Cohen-Macaulay Auslander 代数

This proposal is about the intersection of representation theory of algebras and algebraic geometry. We will describe the structure of the Cohen-Macaulay Auslander algebras of the (gentle) cluster-tilted algebras, and also study their properties related to representation theory, especially their rigid modules. Furthermore, we will study the quiver Grassmannians of the cluster-tilted algebras, namely, use the quiver Grassmannians of the Cohen-Macaulay Auslander algebras of the cluster-tilted algebras to realize the desingularization of the quiver Grassmannians of the cluster-tilted algebras, especially the Gorenstein projective modules.

本项目是代数表示论和代数几何的交叉课题。我们拟刻画丛倾斜代数（特别是 gentle 丛倾斜代数）的 Cohen-Macaulay Auslander 代数的结构和表示论基本性质，特别是刻画 rigid 模的性质。在此基础上，我们将利用丛倾斜代数的 Cohen-Macaulay Auslander 代数的 quiver Grassmannian 实现丛倾斜代数的 quiver Grassmannian 的奇点消解。

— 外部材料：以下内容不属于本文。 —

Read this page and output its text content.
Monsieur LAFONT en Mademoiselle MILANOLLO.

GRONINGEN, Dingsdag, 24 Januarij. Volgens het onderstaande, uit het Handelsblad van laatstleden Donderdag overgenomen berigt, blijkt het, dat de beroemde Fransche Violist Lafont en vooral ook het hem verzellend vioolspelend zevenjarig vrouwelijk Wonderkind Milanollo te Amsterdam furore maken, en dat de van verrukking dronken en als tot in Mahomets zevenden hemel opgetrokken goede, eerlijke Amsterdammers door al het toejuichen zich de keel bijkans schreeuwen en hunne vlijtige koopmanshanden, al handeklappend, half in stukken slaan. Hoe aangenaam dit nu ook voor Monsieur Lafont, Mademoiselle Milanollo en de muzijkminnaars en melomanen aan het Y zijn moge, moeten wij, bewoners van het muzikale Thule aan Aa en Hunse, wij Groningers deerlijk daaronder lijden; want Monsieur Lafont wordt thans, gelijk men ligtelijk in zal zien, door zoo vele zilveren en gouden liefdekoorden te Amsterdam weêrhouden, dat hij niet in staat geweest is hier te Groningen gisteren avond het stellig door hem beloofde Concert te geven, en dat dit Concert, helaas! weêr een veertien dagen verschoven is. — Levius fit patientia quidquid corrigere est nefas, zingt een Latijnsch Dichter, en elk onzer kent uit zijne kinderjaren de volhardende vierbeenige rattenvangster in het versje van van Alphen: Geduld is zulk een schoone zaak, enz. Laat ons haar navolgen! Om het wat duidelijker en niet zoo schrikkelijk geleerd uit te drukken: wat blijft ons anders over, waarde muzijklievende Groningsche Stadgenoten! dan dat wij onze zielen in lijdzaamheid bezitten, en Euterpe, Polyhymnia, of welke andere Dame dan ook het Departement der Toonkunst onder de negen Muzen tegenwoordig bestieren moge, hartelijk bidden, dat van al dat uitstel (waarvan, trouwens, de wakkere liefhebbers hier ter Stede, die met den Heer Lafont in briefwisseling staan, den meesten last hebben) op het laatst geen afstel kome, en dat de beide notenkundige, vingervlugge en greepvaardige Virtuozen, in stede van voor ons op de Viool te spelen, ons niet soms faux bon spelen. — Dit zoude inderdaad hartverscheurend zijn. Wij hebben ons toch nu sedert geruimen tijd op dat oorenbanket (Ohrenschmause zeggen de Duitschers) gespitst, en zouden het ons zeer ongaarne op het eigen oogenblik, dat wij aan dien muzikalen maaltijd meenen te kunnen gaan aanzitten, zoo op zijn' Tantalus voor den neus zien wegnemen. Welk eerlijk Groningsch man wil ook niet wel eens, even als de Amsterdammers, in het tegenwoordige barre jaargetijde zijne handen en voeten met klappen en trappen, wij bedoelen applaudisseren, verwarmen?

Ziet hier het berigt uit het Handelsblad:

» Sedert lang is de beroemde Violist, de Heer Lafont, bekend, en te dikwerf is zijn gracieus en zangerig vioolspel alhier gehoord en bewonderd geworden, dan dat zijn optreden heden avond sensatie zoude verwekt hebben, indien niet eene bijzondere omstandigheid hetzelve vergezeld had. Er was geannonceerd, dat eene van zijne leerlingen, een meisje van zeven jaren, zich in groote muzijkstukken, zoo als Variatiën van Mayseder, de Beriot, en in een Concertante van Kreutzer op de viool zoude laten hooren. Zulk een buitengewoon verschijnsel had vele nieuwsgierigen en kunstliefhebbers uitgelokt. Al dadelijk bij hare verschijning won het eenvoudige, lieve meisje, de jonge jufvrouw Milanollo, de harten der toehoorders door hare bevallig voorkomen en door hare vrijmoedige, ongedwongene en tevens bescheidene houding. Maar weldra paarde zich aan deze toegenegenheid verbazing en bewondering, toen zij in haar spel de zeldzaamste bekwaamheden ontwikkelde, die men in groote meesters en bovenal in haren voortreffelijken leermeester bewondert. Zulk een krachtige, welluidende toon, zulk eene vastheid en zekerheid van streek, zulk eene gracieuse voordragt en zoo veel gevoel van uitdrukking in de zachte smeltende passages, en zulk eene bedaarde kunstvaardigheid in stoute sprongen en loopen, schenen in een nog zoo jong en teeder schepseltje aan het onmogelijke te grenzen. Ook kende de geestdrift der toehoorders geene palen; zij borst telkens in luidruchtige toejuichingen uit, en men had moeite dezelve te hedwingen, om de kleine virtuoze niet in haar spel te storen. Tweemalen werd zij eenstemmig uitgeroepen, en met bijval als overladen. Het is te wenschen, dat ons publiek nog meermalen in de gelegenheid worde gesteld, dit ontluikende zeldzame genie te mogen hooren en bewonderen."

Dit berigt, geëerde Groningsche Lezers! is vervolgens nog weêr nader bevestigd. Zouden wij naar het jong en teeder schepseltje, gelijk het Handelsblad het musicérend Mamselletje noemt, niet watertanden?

本项目是代数表示论和代数几何的交叉课题。我们主要刻画了gentle代数，skewed-gentle代数的Cohen-Macaulay Auslander代数，证明了gentle代数的Cohen-Macaulay Auslander代数是gentle代数，gentle代数是表示有限的当且仅当它的Cohen-Macaulay Auslander代数是表示有限型的，gentle代数的不可分解模由维数向量唯一决定，则它的Cohen-Macaulay Auslander代数上的不可分解模也由维数向量唯一决定，skewed-gentle代数的Cohen-Macaulay Auslander代数是对应gentle代数的Cohen-Macaulay Auslander代数的skewed-gentle代数。在奇点消解方面，对1-Gorenstein gentle代数（包括gentle丛倾斜代数），我们利用它的Cohen-Macaulay Auslander代数quiver Grassmannians实现了gentle代数上quiver Grassmannians的奇点消解。